要点
- 台湾では老人福祉施設の防疫を強化するために、施設運営者・従業員・利用者向けにリーフレットを用意している。
- どこの老人福祉施設でもそもそも一般的な疾病対策はなされているはずであり、新型コロナウイルスで追加的に実施することはそんなに多くない。
- 台湾での施策を鑑みるに、老人福祉施設内における導線の区分化と従業員・来訪者の検温は施設全体の感染リスクを下げられるはずである。
5月6日に現在よりも防疫態勢が下げられた際、日本はどのような対策を実行していくのかという点に関して幾つかの論点がある。これまでの政府の対応の中で、どのような場所で感染が起こっているかはかなり分かってきており、それに対して、今後、どのように対策を立てるかがポイントになって行く。その中では夜の街をどうするかという問題と、院内感染にどう取り組むかは重要課題になる。
日本の被害を減らすという観点に立てば、院内感染と共に重要な柱になるのが老人福祉施設をどうやって防護するかという点である。高齢者の新型コロナウイルスに対する致死率は高く、逆に言うと、老人福祉施設を防護できれば、日本全体の死亡者を減らすことが出来る。
この感染症に対する防疫という観点では日本よりも台湾の方が上手く行っているため、台湾の対策が日本に適用できるかどうかを考えたい。台湾の衛生福利部は老人福祉施設向けにリーフレットを出しており、そこに基礎的な防疫対策が書かれている。
https://chnh.mohw.gov.tw/home.aspx
この中では老人福祉施設対策として9つの項目が挙げられている。ただし、そのほとんどは日本の施設でも実施されている内容であり、それ全体を取り上げても基本的に新しい話はない。そこで、全体の対策を議論するよりも、おそらく日本では採られていないポイントを採り上げたい。
その一つが導線の区分化である。例えば、食堂で施設利用者全員が集まる際に導線を分離しておく。おそらく、この措置は日本では行われていないと思う。利用者の導線を分けることのメリットは施設内で感染が起こった際に、一気に感染が全体に広がることを防ぐ点にある。導線が一つになっていると、より多くの人が感染する可能性が高まる。
それと同時に、台湾では活動自体も分散することを推奨している。つまり、何かをやるにしても施設利用者のグループ分けを強化し、なるべく一気に感染が広がることを避けるようにしている。
次に、職員に関する問題である。
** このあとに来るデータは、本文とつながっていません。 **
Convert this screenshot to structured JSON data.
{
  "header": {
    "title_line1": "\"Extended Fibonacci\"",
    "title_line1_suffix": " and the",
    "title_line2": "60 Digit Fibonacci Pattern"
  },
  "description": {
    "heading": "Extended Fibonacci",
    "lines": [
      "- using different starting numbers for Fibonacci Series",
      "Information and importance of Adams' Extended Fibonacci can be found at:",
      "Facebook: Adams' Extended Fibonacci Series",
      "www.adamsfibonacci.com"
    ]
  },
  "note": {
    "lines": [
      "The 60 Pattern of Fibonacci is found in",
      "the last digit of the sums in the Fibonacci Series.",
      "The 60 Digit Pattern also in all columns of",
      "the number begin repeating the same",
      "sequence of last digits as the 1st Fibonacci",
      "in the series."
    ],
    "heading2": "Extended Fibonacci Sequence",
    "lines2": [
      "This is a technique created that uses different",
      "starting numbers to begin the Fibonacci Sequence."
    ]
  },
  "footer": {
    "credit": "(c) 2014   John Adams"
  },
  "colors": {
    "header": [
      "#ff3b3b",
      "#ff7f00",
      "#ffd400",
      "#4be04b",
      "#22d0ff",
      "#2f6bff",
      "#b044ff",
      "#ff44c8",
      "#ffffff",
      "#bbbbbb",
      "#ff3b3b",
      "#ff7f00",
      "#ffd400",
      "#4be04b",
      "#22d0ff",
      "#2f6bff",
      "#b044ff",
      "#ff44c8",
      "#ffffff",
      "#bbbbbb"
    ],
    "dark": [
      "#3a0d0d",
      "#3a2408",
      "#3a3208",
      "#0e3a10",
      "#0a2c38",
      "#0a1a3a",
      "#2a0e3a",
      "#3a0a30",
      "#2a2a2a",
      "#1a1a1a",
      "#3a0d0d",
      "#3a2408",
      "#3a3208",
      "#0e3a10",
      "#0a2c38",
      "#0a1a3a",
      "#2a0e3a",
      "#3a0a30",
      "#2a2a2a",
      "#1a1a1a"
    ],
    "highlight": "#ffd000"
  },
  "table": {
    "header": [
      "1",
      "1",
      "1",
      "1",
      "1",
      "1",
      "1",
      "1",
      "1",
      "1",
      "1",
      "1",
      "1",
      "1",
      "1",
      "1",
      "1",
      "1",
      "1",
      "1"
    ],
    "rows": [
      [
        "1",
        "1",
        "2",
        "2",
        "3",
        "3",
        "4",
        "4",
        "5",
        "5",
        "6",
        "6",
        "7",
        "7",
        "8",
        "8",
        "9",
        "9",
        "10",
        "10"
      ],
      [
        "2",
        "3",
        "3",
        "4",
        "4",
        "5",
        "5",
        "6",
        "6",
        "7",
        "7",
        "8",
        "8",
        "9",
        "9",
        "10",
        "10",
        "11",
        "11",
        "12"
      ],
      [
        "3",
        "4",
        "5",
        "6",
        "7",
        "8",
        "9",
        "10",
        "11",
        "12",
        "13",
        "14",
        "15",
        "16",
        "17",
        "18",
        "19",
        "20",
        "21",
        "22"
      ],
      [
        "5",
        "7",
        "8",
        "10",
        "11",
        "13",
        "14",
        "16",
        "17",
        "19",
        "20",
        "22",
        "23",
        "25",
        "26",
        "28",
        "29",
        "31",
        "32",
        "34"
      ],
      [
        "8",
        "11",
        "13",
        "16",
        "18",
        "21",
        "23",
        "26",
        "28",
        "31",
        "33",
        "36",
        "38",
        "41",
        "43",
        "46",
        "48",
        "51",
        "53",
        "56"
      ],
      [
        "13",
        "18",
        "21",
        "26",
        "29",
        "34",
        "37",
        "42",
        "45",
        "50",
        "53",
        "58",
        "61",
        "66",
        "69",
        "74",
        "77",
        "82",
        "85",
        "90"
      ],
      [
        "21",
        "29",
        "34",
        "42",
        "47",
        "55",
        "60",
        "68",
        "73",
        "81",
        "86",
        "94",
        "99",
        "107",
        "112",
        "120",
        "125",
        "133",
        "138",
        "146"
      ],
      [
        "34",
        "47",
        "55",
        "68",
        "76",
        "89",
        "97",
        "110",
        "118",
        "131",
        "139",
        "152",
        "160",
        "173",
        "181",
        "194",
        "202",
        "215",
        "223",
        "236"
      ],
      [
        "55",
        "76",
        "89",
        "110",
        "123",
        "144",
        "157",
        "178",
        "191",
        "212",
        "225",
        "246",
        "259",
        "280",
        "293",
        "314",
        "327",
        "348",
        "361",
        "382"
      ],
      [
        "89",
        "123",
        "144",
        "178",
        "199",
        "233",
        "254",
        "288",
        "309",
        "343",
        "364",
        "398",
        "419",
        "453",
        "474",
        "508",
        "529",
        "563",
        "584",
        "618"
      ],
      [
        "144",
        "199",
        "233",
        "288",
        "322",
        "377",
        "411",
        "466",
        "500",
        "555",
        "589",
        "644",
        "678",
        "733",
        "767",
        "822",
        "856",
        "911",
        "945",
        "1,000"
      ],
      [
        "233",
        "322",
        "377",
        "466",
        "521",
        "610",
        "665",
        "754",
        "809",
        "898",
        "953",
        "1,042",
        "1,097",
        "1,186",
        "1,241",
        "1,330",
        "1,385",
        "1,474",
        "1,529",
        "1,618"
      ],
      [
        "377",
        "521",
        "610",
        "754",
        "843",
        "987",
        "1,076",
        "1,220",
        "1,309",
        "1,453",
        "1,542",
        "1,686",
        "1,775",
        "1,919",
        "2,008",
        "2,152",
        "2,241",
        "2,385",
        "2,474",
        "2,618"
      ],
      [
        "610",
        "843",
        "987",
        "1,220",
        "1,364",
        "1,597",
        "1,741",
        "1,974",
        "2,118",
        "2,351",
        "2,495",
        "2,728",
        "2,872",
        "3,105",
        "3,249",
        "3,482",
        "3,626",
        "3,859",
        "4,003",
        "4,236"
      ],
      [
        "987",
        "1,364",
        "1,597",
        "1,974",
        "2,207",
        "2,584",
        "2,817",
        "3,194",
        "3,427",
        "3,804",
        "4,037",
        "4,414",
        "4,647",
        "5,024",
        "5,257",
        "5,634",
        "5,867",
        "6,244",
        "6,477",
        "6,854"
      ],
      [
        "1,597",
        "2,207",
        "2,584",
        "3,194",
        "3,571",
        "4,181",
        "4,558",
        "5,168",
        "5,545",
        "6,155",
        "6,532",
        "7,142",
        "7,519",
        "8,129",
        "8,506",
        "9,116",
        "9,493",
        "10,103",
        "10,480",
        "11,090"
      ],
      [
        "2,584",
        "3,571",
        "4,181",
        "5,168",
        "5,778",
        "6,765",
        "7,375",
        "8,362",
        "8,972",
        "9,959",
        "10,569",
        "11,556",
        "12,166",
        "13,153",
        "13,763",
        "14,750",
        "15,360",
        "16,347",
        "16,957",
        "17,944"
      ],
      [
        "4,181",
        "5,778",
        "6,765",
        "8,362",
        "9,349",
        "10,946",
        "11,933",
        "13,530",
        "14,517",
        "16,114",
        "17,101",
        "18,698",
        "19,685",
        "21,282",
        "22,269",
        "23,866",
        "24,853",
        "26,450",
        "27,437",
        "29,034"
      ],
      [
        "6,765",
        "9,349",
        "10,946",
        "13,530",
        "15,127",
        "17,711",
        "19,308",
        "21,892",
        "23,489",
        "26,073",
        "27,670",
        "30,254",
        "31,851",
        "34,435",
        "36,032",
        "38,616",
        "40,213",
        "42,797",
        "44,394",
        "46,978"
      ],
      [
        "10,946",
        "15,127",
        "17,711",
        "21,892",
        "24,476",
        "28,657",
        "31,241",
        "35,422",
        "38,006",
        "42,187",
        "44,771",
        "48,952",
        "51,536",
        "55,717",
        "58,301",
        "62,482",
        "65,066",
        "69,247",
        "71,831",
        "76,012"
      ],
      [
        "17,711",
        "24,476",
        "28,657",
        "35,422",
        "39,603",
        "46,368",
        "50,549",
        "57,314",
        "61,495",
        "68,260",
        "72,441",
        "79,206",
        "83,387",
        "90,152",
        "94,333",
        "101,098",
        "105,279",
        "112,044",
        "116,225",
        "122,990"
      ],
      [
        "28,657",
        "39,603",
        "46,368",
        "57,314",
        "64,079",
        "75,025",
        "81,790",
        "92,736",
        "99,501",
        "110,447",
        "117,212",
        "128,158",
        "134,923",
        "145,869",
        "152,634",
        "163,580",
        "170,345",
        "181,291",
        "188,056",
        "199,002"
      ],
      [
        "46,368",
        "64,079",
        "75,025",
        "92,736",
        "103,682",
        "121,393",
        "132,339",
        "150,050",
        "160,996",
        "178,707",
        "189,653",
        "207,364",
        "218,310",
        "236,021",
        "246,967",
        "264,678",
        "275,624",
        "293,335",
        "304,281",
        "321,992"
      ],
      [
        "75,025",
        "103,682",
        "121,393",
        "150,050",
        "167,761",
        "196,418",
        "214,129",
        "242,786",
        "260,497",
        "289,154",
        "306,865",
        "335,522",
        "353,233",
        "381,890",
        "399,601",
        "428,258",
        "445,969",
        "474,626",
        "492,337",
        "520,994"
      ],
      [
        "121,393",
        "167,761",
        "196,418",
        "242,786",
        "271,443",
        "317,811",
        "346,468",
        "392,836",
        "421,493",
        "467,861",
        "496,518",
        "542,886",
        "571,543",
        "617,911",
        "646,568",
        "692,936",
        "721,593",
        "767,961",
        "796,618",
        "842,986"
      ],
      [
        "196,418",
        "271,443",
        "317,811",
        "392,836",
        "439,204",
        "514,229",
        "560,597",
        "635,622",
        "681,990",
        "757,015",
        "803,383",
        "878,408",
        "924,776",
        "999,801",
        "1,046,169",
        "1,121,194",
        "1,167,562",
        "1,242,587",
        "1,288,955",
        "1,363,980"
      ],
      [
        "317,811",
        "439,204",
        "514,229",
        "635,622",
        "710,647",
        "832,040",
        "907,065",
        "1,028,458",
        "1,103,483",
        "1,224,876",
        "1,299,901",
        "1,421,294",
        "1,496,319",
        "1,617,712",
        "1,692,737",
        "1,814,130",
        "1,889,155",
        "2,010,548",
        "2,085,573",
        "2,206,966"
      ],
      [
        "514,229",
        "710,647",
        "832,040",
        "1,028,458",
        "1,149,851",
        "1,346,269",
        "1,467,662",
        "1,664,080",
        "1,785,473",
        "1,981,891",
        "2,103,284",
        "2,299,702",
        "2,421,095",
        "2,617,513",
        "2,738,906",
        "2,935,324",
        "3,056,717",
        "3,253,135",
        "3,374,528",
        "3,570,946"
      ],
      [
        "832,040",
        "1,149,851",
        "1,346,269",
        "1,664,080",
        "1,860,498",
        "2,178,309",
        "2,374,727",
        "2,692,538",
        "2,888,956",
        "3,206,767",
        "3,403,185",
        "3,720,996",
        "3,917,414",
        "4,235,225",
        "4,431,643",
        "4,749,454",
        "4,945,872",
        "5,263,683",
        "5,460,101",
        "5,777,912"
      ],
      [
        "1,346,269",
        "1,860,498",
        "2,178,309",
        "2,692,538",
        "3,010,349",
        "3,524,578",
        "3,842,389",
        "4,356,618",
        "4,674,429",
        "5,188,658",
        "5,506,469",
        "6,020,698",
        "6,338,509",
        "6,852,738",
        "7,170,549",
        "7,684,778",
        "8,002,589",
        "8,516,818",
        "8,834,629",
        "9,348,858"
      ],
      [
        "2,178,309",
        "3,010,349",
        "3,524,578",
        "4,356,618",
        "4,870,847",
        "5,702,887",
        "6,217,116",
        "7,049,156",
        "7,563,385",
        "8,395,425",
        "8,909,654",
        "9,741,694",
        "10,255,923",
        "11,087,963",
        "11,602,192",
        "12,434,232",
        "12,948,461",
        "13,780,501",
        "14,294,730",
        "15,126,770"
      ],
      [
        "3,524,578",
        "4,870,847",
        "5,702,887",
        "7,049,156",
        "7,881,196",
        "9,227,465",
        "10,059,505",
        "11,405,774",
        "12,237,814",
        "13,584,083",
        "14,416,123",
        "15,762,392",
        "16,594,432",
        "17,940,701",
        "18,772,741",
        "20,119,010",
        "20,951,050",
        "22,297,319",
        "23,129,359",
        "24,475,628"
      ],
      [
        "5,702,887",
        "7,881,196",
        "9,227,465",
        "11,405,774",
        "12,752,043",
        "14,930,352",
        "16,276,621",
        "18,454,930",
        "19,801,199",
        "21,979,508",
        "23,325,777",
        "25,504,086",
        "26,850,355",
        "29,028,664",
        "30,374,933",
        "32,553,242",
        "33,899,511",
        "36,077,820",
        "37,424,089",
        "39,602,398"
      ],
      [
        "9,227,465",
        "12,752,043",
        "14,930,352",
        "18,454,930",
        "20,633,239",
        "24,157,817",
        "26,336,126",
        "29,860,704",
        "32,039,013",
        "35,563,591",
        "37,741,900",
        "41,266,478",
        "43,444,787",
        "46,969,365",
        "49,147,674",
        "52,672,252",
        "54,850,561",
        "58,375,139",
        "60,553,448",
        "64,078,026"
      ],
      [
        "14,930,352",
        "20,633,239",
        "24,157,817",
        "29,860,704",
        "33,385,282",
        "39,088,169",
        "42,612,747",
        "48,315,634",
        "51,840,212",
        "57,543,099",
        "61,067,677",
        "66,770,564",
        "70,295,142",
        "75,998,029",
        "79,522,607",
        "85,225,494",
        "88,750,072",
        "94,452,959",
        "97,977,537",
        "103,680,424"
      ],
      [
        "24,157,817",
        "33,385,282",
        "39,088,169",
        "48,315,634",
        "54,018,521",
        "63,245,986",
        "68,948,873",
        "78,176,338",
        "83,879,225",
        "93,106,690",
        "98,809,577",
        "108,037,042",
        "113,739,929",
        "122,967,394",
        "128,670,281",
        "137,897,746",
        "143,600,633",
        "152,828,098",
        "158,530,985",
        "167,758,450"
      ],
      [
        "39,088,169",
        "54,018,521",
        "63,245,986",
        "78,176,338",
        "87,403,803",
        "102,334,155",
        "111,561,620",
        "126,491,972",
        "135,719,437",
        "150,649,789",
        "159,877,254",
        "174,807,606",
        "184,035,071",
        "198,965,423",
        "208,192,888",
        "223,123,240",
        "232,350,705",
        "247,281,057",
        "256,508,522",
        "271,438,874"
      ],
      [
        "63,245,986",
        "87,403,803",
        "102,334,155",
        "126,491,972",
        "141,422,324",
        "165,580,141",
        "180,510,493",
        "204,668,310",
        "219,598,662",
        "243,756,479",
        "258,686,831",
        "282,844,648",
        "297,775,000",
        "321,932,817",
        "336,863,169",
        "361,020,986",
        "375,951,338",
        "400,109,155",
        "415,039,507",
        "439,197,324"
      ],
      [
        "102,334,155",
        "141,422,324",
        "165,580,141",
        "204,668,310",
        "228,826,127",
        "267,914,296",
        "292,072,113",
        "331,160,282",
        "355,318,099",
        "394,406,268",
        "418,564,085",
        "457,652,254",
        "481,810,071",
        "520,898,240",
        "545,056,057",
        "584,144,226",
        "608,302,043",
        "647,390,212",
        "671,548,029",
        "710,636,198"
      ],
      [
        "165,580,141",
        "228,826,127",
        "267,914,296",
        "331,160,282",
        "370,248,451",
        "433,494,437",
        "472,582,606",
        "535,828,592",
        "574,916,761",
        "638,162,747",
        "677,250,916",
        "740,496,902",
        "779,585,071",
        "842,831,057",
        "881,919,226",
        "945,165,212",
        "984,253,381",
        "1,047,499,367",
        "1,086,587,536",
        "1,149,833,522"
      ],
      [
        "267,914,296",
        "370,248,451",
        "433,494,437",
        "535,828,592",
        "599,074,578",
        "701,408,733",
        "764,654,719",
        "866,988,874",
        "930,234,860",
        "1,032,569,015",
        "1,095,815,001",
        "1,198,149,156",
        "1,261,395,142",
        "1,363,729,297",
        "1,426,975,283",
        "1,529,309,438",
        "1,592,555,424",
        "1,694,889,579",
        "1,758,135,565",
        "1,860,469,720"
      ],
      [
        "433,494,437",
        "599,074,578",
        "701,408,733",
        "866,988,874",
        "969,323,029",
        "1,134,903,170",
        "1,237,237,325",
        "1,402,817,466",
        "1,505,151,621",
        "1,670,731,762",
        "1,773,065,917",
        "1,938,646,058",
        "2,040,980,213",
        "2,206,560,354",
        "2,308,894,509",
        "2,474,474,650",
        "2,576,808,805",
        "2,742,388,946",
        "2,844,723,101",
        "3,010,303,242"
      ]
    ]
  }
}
台湾のリーフレットでは職員向けにも多くのポイントが書かれており、その中でも検温は重要なポイントのように感じた。マスク、手洗い、消毒等は日本でも普通にしているはずだが、一方で、職員の検温は一般的ではないと思う。老人福祉施設では利用者の検温はしていても、新型コロナウイルスは職員からも感染する恐れがあり、職員が毎日検温し、少しでも発熱があれば休むようにする必要がある。
この検温自体は施設の入り口でも実施できる。つまり、業者を含む、施設への来訪者に対して非接触型の検温器で検温することで、施設内へのウイルス侵入リスクを下げられる。
これに加えて、そもそもリーフレットを作成することは重要だろう。老人福祉施設運営における基礎的な疾病対策と、新型コロナウイルス対策のための追加的な部分を一つのリーフレットに収めておくことで、施設の方が最低限にやるべきことを把握できる。この簡便さが老人福祉施設のリスクを下げるのに役立つだろう。
複雑なものであったり、極めて長い文章で構成されているようなものでは全体を理解するのに時間が掛かり、結局、何も出来ないという結果に陥りかねない。そのために、ある程度簡便なリーフレットを用意し、施設の従業員の理解を深めることは重要になる。